Os drones, que há pouco tempo eram vistos apenas como um hobby tecnológico, consolidaram-se como ferramentas de trabalho essenciais em diversos setores da economia. De olho nesse potencial, o governo federal destinou R$ 200 mil para a criação de um curso gratuito de formação de pilotos voltado para jovens e adultos residentes em favelas do Rio de Janeiro. A iniciativa é executada pelo Instituto Brasileiro de Administração Pública e Apoio Universitário do Rio (IBAP-RJ).
O projeto vai muito além da capacitação técnica para registrar imagens aéreas, fenômeno que já impulsiona a economia local, como exemplifica o “turismo de drone” na Rocinha, que registrou um aumento de 37% em sua movimentação turística devido ao sucesso das vistas panorâmicas compartilhadas nas redes sociais.
O objetivo central do curso é preparar profissionais aptos para o mercado de trabalho. A grade curricular abrange desde noções fundamentais de segurança de voo e regras da aviação até estratégias de empreendedorismo. A intenção é que os alunos dominem a tecnologia e a transformem em uma fonte de renda sustentável, atuando em áreas como:
Produção audiovisual e cobertura de eventos: Captura de imagens de alta qualidade.
Engenharia e construção civil: Inspeção de imóveis e obras.
Mapeamento urbano e monitoramento: Avaliação técnica de áreas de risco.
Oportunidades no Mercado
Com mais de 130 mil drones registrados na Anac em todo o país, a demanda por profissionais qualificados cresce na mesma proporção. A remuneração é um dos principais atrativos: um piloto contratado pode ganhar entre R$ 2.600 e R$ 3.700 por mês, mas em setores especializados, esse valor pode ultrapassar os R$ 10 mil.
Para aqueles que optam pelo trabalho autônomo, as oportunidades também são vantajosas.
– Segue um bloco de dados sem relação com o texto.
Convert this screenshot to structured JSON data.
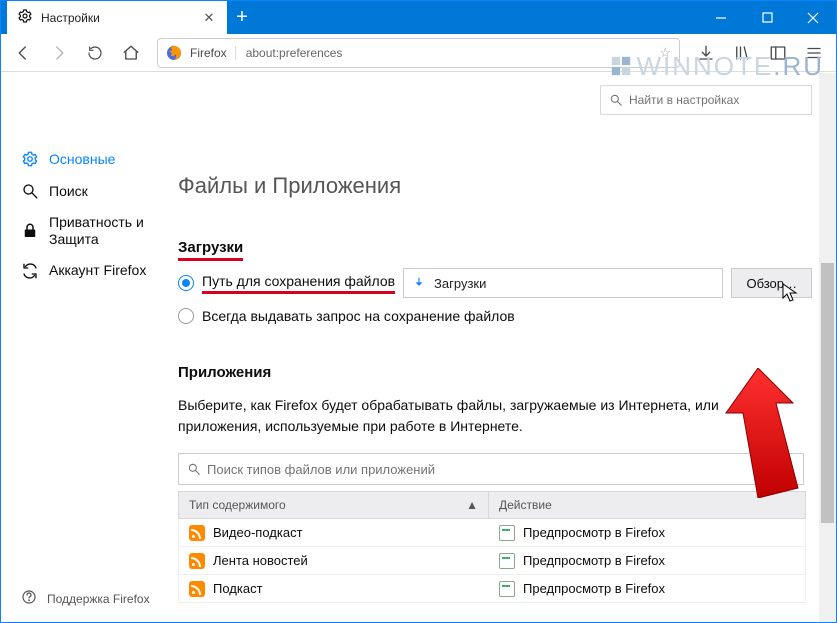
{
  "tab": {
    "title": "Настройки"
  },
  "address": {
    "prefix": "Firefox",
    "url": "about:preferences"
  },
  "sidebar": {
    "items": [
      {
        "label": "Основные"
      },
      {
        "label": "Поиск"
      },
      {
        "label": "Приватность и Защита"
      },
      {
        "label": "Аккаунт Firefox"
      }
    ],
    "support": "Поддержка Firefox"
  },
  "search_settings_placeholder": "Найти в настройках",
  "section_title": "Файлы и Приложения",
  "downloads": {
    "heading": "Загрузки",
    "save_to_label": "Путь для сохранения файлов",
    "folder_name": "Загрузки",
    "browse": "Обзор…",
    "always_ask": "Всегда выдавать запрос на сохранение файлов"
  },
  "apps": {
    "heading": "Приложения",
    "description": "Выберите, как Firefox будет обрабатывать файлы, загружаемые из Интернета, или приложения, используемые при работе в Интернете.",
    "filter_placeholder": "Поиск типов файлов или приложений",
    "col_type": "Тип содержимого",
    "col_action": "Действие",
    "rows": [
      {
        "type": "Видео-подкаст",
        "action": "Предпросмотр в Firefox"
      },
      {
        "type": "Лента новостей",
        "action": "Предпросмотр в Firefox"
      },
      {
        "type": "Подкаст",
        "action": "Предпросмотр в Firefox"
      }
    ]
  },
  "watermark": {
    "text1": "WINNOTE",
    "text2": ".RU"
  }
}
Em eventos, cinema ou fotografia aérea, as diárias costumam variar entre R$ 600 e R$ 1.200. Projetos de engenharia e inspeções técnicas, por sua vez, podem render contratos superiores a R$ 5 mil.
Com a qualificação oferecida pelo IBAP-RJ, o projeto busca reduzir a barreira de entrada para moradores de favelas em um mercado em franca expansão, democratizando o acesso a uma profissão que alia tecnologia, visão estratégica e novas possibilidades de ascensão financeira.